อินเตอร์คอนติเนนตัล Paris - Champs-Elysées Etoile
Get a good breakfast at the hotel's restaurant, Monsieur Marceau, before you walk to the entrance of the Tuileries Garden at Place de la Concorde. Admire all of the columns, sculptures, fountains, and gildings, as well as the obelisk of this emblematic square. A walk in the Tuileries Garden will lead you to the wonders of the Louvre. Then lose yourself in the ten kilometers of galleries of this timeless museum.
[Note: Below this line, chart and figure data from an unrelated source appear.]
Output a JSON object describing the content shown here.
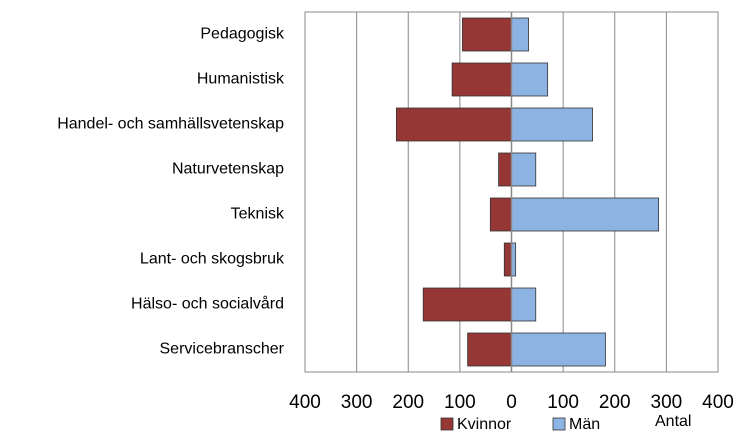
{
  "chart_data": {
    "type": "bar",
    "orientation": "horizontal",
    "categories": [
      "Pedagogisk",
      "Humanistisk",
      "Handel- och samhällsvetenskap",
      "Naturvetenskap",
      "Teknisk",
      "Lant- och skogsbruk",
      "Hälso- och socialvård",
      "Servicebranscher"
    ],
    "series": [
      {
        "name": "Kvinnor",
        "color": "#953735",
        "values": [
          -95,
          -115,
          -223,
          -25,
          -41,
          -14,
          -171,
          -85
        ]
      },
      {
        "name": "Män",
        "color": "#8db3e2",
        "values": [
          33,
          70,
          157,
          47,
          285,
          8,
          47,
          182
        ]
      }
    ],
    "xlabel": "Antal",
    "xlim": [
      -400,
      400
    ],
    "xticks": [
      {
        "value": -400,
        "label": "400"
      },
      {
        "value": -300,
        "label": "300"
      },
      {
        "value": -200,
        "label": "200"
      },
      {
        "value": -100,
        "label": "100"
      },
      0,
      100,
      200,
      300,
      400
    ],
    "grid": true,
    "legend": "bottom"
  }
}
Lunch under the glass roof of the Kong, a trendy restaurant serving a creative cuisine. Visit Napoleon's tomb under the dome of the invalids, a majestic structure that will take your breath away. Then stroll along the Champ de Mars and the Eiffel Tower to the Trocadéro: From there, you will enjoy a breathtaking view of the Iron Lady.
Take a cocktail at the bar of the hotel before having dinner at the Atelier des compères, a charming traditional bistro next door. To close your evening with stars in your eyes, proceed to the Lido, mythical cabaret on the Champs Elysées.
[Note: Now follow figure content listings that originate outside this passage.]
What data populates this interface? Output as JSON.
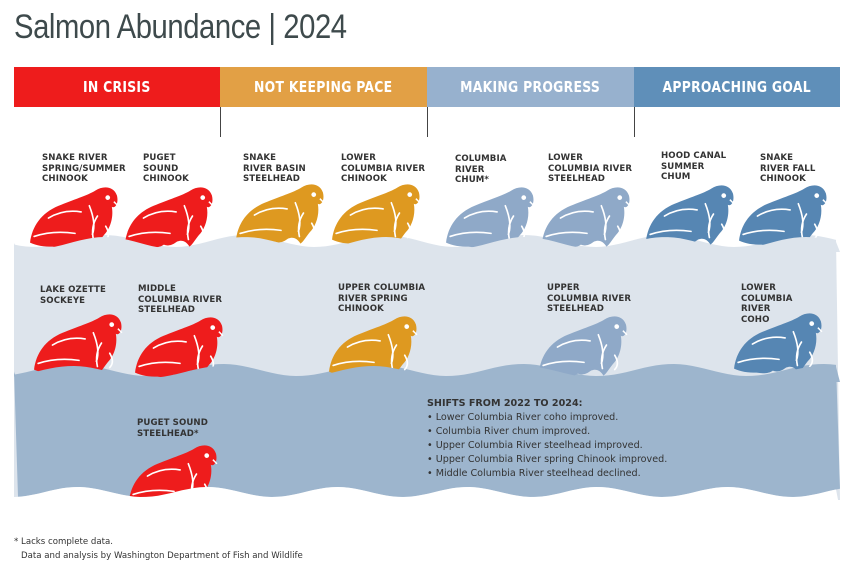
{
  "title": "Salmon Abundance | 2024",
  "categories": [
    {
      "label": "IN CRISIS",
      "color": "#ee1c1c"
    },
    {
      "label": "NOT KEEPING PACE",
      "color": "#e2a045"
    },
    {
      "label": "MAKING PROGRESS",
      "color": "#97b1ce"
    },
    {
      "label": "APPROACHING GOAL",
      "color": "#5f8fb9"
    }
  ],
  "fish_colors": {
    "crisis": "#ee1c1c",
    "pace": "#de9920",
    "progress": "#8fa9c8",
    "goal": "#5686b3"
  },
  "water_colors": {
    "upper": "#dde4ec",
    "lower": "#9db5cd"
  },
  "species": [
    {
      "label": "SNAKE RIVER\nSPRING/SUMMER\nCHINOOK",
      "status": "crisis"
    },
    {
      "label": "PUGET\nSOUND\nCHINOOK",
      "status": "crisis"
    },
    {
      "label": "LAKE OZETTE\nSOCKEYE",
      "status": "crisis"
    },
    {
      "label": "MIDDLE\nCOLUMBIA RIVER\nSTEELHEAD",
      "status": "crisis"
    },
    {
      "label": "PUGET SOUND\nSTEELHEAD*",
      "status": "crisis"
    },
    {
      "label": "SNAKE\nRIVER BASIN\nSTEELHEAD",
      "status": "pace"
    },
    {
      "label": "LOWER\nCOLUMBIA RIVER\nCHINOOK",
      "status": "pace"
    },
    {
      "label": "UPPER COLUMBIA\nRIVER SPRING\nCHINOOK",
      "status": "pace"
    },
    {
      "label": "COLUMBIA\nRIVER\nCHUM*",
      "status": "progress"
    },
    {
      "label": "LOWER\nCOLUMBIA RIVER\nSTEELHEAD",
      "status": "progress"
    },
    {
      "label": "UPPER\nCOLUMBIA RIVER\nSTEELHEAD",
      "status": "progress"
    },
    {
      "label": "HOOD CANAL\nSUMMER\nCHUM",
      "status": "goal"
    },
    {
      "label": "SNAKE\nRIVER FALL\nCHINOOK",
      "status": "goal"
    },
    {
      "label": "LOWER\nCOLUMBIA\nRIVER\nCOHO",
      "status": "goal"
    }
  ],
  "shifts": {
    "title": "SHIFTS FROM 2022 TO 2024:",
    "items": [
      "Lower Columbia River coho improved.",
      "Columbia River chum improved.",
      "Upper Columbia River steelhead improved.",
      "Upper Columbia River spring Chinook improved.",
      "Middle Columbia River steelhead declined."
    ]
  },
  "footnotes": [
    "* Lacks complete data.",
    "Data and analysis by Washington Department of Fish and Wildlife"
  ]
}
In 1879, the Count of Breteuil built this lovely mansion with Haussmann facade, whose monumental carriage door still highlights its discreet quality. At that time, the Champs Elysées was the place to be seen. The very wealthy built mansions there with a view over both the Arc de Triomphe and the Hôtels des Maréchaux. Lord de Breteuil, substituting medieval tastes for the tastes of the day, used the oldest building in the courtyard as a stable for six horses, beneath a neo-Renaissance style turret. In 1846 Charlotte Fould, daughter of the finance minister to Napoléon III (1826-1917), married Alexandre Charles Joseph de Breteuil, son of Charles de Breteuil, Count of Breteuil. King Louis-Philippe granted them the honour of personally ratifying their marriage contract. The whole of the aristocracy was invited. On 1st March 1937, G. Roché, Chairman of the Board of the Union of Chemical Industries, sought authorisation from the Prefect of the Seine to convert the building and add two storeys at the back.Chemistry House then occupied the building. In 1994, the building became a forum for exchange and contact between Israel and the French community. It took on the new name Maison France-Israël, managed and financed by patrons, and housed the Franco-Israeli Chamber of Commerce and Serge Klarsfeld's services.